Kyoto uses toilet etiquette signs in bid to flush out bad behaviour

1st of September 2015
Kyoto uses toilet etiquette signs in bid to flush out bad behaviour

Japan has gone to great lengths to welcome foreign visitors but for the locals of Kyoto - one of the most popular destinations - there has been a rather unwelcome side effect - stinking public toilets.

"We have seen an increasing number of people from overseas misuse our toilets based on their own cultural norms," said Chikashi Ono, an official at the city of Kyoto who is in charge of hygiene, adding that it is due to intercultural differences.

For example, some visitors who don't know how to use Japanese squat-style toilets mistakenly squat facing backward over the hood, leaving excrement on the toilet.

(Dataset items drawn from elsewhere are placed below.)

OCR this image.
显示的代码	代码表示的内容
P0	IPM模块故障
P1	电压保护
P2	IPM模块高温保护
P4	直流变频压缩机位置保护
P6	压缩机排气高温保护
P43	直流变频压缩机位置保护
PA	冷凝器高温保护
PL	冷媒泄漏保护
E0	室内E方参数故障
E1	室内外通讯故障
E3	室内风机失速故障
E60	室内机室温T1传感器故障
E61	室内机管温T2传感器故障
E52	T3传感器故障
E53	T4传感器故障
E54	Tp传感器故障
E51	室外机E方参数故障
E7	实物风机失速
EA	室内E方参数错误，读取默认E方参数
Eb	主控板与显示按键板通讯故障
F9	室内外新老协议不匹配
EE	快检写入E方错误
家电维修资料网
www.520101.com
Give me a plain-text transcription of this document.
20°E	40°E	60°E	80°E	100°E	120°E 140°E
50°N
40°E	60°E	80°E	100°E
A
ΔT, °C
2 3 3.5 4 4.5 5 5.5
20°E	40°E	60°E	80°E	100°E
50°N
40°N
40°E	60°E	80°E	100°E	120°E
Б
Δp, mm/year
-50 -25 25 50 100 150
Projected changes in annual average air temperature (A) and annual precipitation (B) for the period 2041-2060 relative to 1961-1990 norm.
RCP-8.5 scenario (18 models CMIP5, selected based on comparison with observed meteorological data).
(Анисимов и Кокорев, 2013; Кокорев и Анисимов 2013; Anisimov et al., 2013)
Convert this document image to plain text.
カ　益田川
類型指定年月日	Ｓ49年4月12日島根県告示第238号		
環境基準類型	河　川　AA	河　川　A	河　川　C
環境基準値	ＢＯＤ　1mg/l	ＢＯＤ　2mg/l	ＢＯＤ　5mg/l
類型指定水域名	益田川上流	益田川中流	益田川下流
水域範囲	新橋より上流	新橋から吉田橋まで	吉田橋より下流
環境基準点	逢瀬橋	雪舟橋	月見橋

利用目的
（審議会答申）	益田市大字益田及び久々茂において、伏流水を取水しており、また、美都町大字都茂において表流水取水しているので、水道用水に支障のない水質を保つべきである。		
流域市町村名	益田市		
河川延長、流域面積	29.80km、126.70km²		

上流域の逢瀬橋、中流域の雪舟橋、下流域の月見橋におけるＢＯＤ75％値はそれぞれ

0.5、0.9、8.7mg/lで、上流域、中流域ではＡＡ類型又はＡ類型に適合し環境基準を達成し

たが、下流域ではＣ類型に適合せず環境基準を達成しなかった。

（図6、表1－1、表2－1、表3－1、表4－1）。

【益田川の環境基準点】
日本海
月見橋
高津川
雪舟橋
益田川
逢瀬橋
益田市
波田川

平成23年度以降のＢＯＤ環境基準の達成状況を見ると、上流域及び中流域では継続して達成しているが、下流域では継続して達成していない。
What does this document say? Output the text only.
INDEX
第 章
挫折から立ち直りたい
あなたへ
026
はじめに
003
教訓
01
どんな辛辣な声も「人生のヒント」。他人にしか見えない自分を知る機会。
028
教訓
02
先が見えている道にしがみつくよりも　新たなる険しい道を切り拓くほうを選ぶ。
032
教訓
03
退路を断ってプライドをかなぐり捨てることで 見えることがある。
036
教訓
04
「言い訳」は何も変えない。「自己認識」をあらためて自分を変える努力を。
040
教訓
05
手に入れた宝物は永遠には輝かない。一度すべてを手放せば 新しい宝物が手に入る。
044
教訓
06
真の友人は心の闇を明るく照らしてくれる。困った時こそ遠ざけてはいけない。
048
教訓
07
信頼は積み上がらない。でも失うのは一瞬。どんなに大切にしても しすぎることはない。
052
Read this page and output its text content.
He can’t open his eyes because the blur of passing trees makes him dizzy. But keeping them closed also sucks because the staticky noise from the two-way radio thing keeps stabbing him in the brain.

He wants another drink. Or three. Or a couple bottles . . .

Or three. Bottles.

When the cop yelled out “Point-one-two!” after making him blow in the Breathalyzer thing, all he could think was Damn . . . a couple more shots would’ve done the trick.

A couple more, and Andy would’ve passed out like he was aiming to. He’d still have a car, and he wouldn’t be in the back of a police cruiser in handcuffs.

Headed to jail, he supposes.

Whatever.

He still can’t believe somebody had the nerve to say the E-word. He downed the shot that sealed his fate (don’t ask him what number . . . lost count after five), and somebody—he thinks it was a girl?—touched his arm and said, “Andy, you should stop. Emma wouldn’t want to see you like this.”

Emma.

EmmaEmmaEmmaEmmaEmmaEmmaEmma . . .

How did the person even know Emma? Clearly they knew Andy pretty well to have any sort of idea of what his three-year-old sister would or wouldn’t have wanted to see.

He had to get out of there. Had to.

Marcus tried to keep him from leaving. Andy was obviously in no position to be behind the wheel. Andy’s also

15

And visitors from countries where toilet paper is usually thrown away in a nearby trash can aren't aware that they are supposed to flush it down the toilet, leading to unpleasant smells.To prevent such incidents the city of Kyoto authorities put up signs at the end of June to show visitors how to use public lavatories in Japan.

The signs, which give explanations in Japanese, English, Korean and Chinese, include instructions on how to use squat toilets and how to activate toilet flush sensors.

"We hope these stickers help people understand the proper way to use bathrooms," Ono said.

Thanks to the signs, unpleasant incidents have significantly decreased, he added.